BostInno
- Available in: English
- Founded: 2008
- Headquarters: Boston, Massachusetts, {{{location_country}}}
- Website: Official Webpage

= BostInno =

Local news site and publishing platform

BostInno is a local online news site and community publishing platform covering "the view from inside" innovation in Boston. It was founded in 2008 as a community startup blog by Chase Garbarino, CEO and co-founder of Streetwise Media, and Kevin McCarthy, CTO and co-founder. On December 7, 2009, BostInno was relaunched as a news platform profiling local innovation across verticals including tech, venture capital, city news, food, higher education, and sports.

BostInno is operated by Streetwise Media, the online media company founded by Chase Garbarino, Kevin McCarthy, and Greg Gomer which seeks to reinvent the model of local news online.

BostInno headquarters are in Faneuil Hall in Boston.

==History==
BostInno was created in 2008 in Boston, Massachusetts as a blog hosted on WordPress. It later had its time as a wiki and then a Twitter aggregator. BostInno re-launched on December 7, 2009, and became a news platform for the "hub of the universe", Boston, as a flagship property of Streetwise Media, co-founded by Garbarino and McCarthy. Since its creation, BostInno has been dedicated to covering city news in a new way online.

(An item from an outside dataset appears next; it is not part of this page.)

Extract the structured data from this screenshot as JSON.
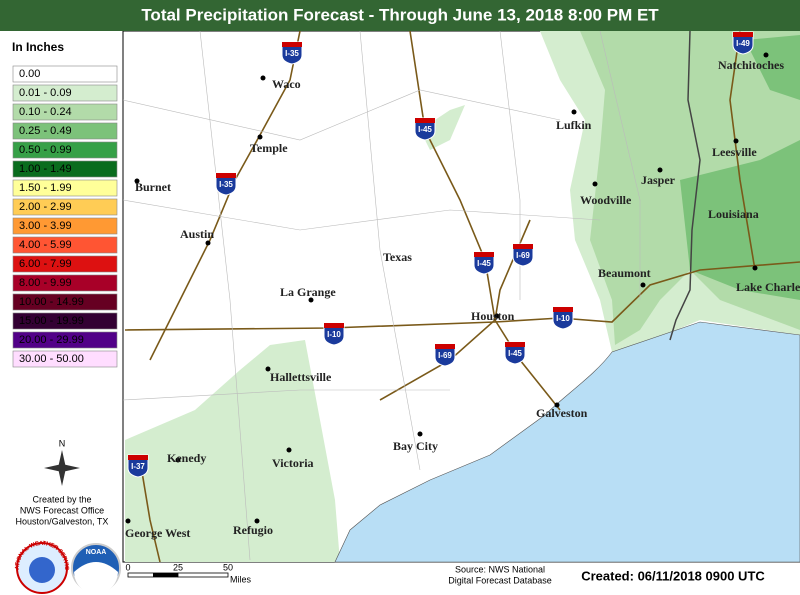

On November 18, 2012, BostInno was acquired by Boston Business Journals owner American City Business Journals.

==About==
BostInno is an online news property focused on covering local innovation across all industries, not just technology. The team at BostInno is made up of an editorial team as well as guest contributors via BostInno's community publishing platform, Channels. BostInno seeks to build and connect a community that engages its audience in discussion about the latest innovation in the city. BostInno receives over 1 million unique visits each month.

BostInno is the first property of Streetwise Media, which also owns InTheCapital, based in Washington D.C. BostInno is the fastest growing news property in New England.

BostInno was voted #1 Startup in Boston by the Next Web in 2011.

==Channels==
BostInno provides companies the ability to publish on its platform via Channels - branded pages that reside on BostInno on which a company can share unlimited content. In May 2012, over 200 companies were publishing to the platform.